Multiple Anatomical Structure Recognition in Fetal Ultrasound Images

Feb, 2019·
Jake Bewick
Jake Bewick
· 2 min read
Abstract
Ultrasound imaging is heavily dependent on operator skill - sonographers are trained to recognise key anatomical features when navigating around the body. This is not too dissimilar to how convolutional neural networks (CNNs) can be trained for image classification. Development of a robust and accurate CNN may assist in identification of difficult bodily anatomy. In this report we train and optimise a CNN in multiclass and one vs rest configurations to classify fetal ultrasound images with 87.81±1.96% accuracy.
Type
This machine learning study develops convolutional neural networks (CNNs) to classify fetal ultrasound images into anatomical regions, achieving a high testing accuracy of 87.81% through data augmentation and hyperparameter optimization.

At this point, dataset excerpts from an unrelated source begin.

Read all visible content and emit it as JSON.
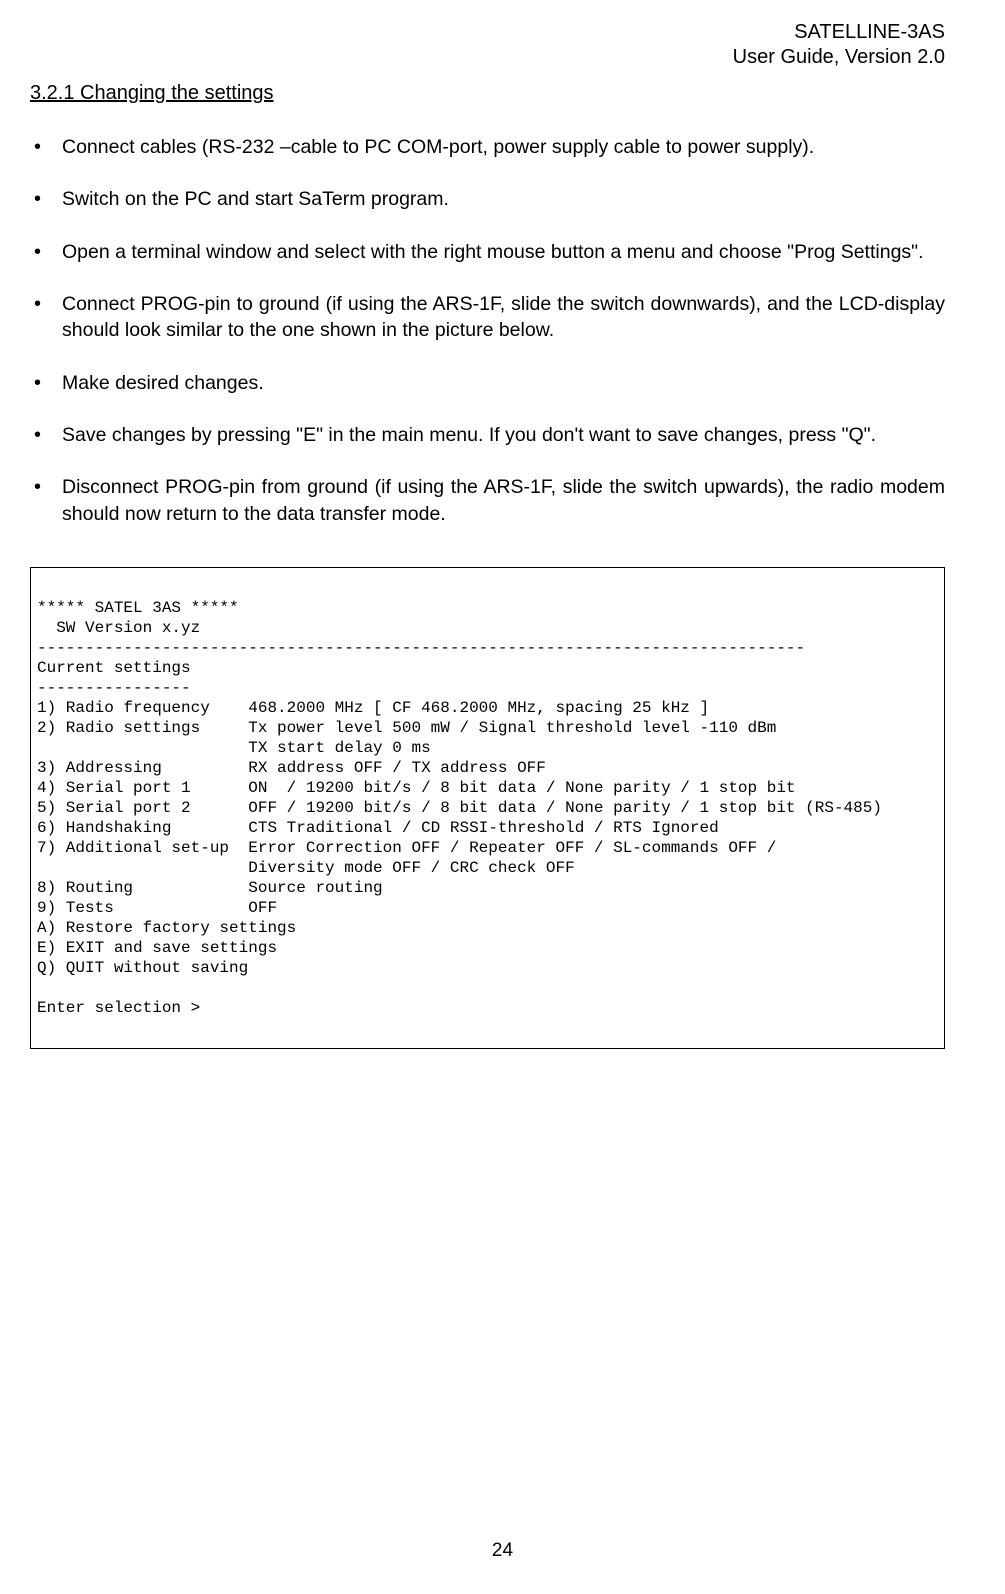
{
  "header": {
    "line1": "SATELLINE-3AS",
    "line2": "User Guide, Version 2.0"
  },
  "section_heading": "3.2.1   Changing the settings",
  "bullets": [
    "Connect cables (RS-232 –cable to PC COM-port, power supply cable to power supply).",
    "Switch on the PC and start SaTerm program.",
    "Open a terminal window and select with the right mouse button a menu and choose  \"Prog Settings\".",
    "Connect PROG-pin to ground (if using the ARS-1F, slide the switch downwards), and the LCD-display should look similar to the one shown in the picture below.",
    "Make desired changes.",
    "Save changes by pressing \"E\" in the main menu. If you don't want to save changes, press \"Q\".",
    "Disconnect PROG-pin from ground (if using the ARS-1F, slide the switch upwards), the radio modem should now return to the data transfer mode."
  ],
  "terminal": "\n***** SATEL 3AS *****\n  SW Version x.yz\n--------------------------------------------------------------------------------\nCurrent settings\n----------------\n1) Radio frequency    468.2000 MHz [ CF 468.2000 MHz, spacing 25 kHz ]\n2) Radio settings     Tx power level 500 mW / Signal threshold level -110 dBm\n                      TX start delay 0 ms\n3) Addressing         RX address OFF / TX address OFF\n4) Serial port 1      ON  / 19200 bit/s / 8 bit data / None parity / 1 stop bit\n5) Serial port 2      OFF / 19200 bit/s / 8 bit data / None parity / 1 stop bit (RS-485)\n6) Handshaking        CTS Traditional / CD RSSI-threshold / RTS Ignored\n7) Additional set-up  Error Correction OFF / Repeater OFF / SL-commands OFF /\n                      Diversity mode OFF / CRC check OFF\n8) Routing            Source routing\n9) Tests              OFF\nA) Restore factory settings\nE) EXIT and save settings\nQ) QUIT without saving\n\nEnter selection >",
  "page_number": "24"
}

In this report I develop and evaluate custom machine learning convolutional neural networks (CNNs) for classifying anatomical structures in fetal ultrasound (US) images. The study aims to assist sonographers by automating the recognition of key anatomical regions: head, heart, abdomen, and others.

Fetal heart ultrasound image
Figure: Ultrasound imaging of a fetal heart. Sonographers may struggle to clearly identify key anotomical features, leading to clinical error.

A CNN was trained using a labeled dataset of 266 subjects. To improve classification performance and address data imbalance, I used elastic deformation for data augmentation. Two models were tested: a multiclass CNN using softmax activation, and a one-vs-rest CNN using sigmoid functions.

Hyperparameter optimization through grid search identified the optimal CNN architecture, achieving a testing accuracy of 87.81±1.96%, outperforming a simpler base model. Data augmentation and dropout regularization were shown to significantly improve model performance.

Architecture of my optimised convolutional neural network
Figure: Architecture of my optimised convolutional neural network.

While the multiclass model performed slightly better overall, the one-vs-rest model offered comparable F1 scores but was more computationally demanding. Visualization techniques such as confusion matrices and t-SNE plots were used to understand misclassifications, notably between the heart and abdomen classes.